Trop souvent, nous retenons davantage ce qui n’a pas marché que ce que Dieu a accompli. Pourtant, si nous sommes encore debout aujourd’hui, c’est par Sa fidélité. Chaque victoire, grande ou petite, visible ou discrète, porte l’empreinte de Sa grâce. Rendre grâce, c’est reconnaître que nous ne sommes pas arrivés là par nos propres forces.
Mais le bilan avec Dieu ne consiste pas uniquement à célébrer les réussites. Il inclut aussi l’acceptation des épreuves. Certaines situations nous ont blessés, freinés ou déstabilisés. Pourtant, Dieu n’a jamais perdu le contrôle. Les saisons difficiles ne sont pas des parenthèses inutiles ; elles sont souvent des écoles où Dieu forge notre caractère, affine notre foi et nous apprend la dépendance.
Accepter les épreuves ne signifie pas les aimer, mais reconnaître que Dieu peut en tirer du bien. Ce qui semblait être un retard a parfois été une protection. Ce qui ressemblait à un échec a pu devenir une préparation. Lorsque nous relisons l’année avec un regard spirituel, nous découvrons que Dieu était présent même dans ce que nous ne comprenions pas.
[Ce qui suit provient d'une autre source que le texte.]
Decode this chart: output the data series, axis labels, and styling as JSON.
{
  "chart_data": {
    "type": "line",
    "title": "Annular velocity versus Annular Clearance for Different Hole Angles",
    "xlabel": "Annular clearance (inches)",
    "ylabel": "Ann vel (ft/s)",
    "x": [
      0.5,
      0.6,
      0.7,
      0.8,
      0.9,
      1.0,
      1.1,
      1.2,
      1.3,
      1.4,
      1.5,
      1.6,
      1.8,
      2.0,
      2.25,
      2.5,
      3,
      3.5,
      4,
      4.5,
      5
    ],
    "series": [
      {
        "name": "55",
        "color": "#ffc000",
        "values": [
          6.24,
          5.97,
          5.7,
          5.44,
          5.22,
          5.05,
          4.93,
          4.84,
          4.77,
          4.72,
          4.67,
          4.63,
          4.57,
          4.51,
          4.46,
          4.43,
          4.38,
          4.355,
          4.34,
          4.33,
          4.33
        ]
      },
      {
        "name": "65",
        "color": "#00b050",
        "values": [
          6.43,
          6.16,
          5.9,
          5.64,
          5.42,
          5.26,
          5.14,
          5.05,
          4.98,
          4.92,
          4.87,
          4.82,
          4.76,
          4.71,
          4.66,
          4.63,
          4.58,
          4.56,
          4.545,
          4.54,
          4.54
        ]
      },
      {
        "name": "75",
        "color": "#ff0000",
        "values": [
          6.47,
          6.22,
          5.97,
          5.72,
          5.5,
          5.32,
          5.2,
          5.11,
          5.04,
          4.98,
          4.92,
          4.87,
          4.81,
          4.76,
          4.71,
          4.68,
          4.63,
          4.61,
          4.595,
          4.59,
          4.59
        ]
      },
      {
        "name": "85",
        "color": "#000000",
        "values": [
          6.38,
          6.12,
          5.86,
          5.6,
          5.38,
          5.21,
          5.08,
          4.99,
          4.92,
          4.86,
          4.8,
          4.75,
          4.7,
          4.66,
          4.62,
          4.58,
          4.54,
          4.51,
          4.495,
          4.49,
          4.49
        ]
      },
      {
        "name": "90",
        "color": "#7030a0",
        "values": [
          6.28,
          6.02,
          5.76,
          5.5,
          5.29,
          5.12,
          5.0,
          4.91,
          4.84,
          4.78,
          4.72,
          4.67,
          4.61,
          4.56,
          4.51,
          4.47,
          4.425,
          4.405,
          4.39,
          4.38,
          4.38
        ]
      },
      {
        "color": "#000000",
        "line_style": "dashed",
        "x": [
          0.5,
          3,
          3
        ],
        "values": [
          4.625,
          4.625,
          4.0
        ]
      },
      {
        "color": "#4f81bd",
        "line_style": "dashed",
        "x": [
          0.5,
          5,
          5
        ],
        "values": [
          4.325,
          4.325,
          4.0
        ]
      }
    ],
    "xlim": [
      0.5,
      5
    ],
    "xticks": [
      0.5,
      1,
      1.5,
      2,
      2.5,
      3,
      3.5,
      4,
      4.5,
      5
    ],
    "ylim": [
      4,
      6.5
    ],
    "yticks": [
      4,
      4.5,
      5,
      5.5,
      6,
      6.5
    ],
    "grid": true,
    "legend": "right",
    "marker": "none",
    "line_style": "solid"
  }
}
Faire le bilan avec Dieu, c’est aussi discerner les leçons apprises. Qu’a-t-Il voulu nous enseigner sur la patience, l’humilité, la foi ou l’obéissance ? Quels attachements devons-nous revoir ? Quelles priorités doivent être réajustées ? Ces leçons sont des trésors pour l’avenir, si nous acceptons de les recevoir.
En cette fin d’année, prenons un temps de silence devant Dieu. Remercions-Le pour ce qu’Il a fait. Confions-Lui ce qui a été difficile. Demandons-Lui la sagesse pour comprendre ce qu’Il a voulu produire en nous. Un bilan fait avec Dieu prépare toujours un avenir plus aligné avec Sa volonté.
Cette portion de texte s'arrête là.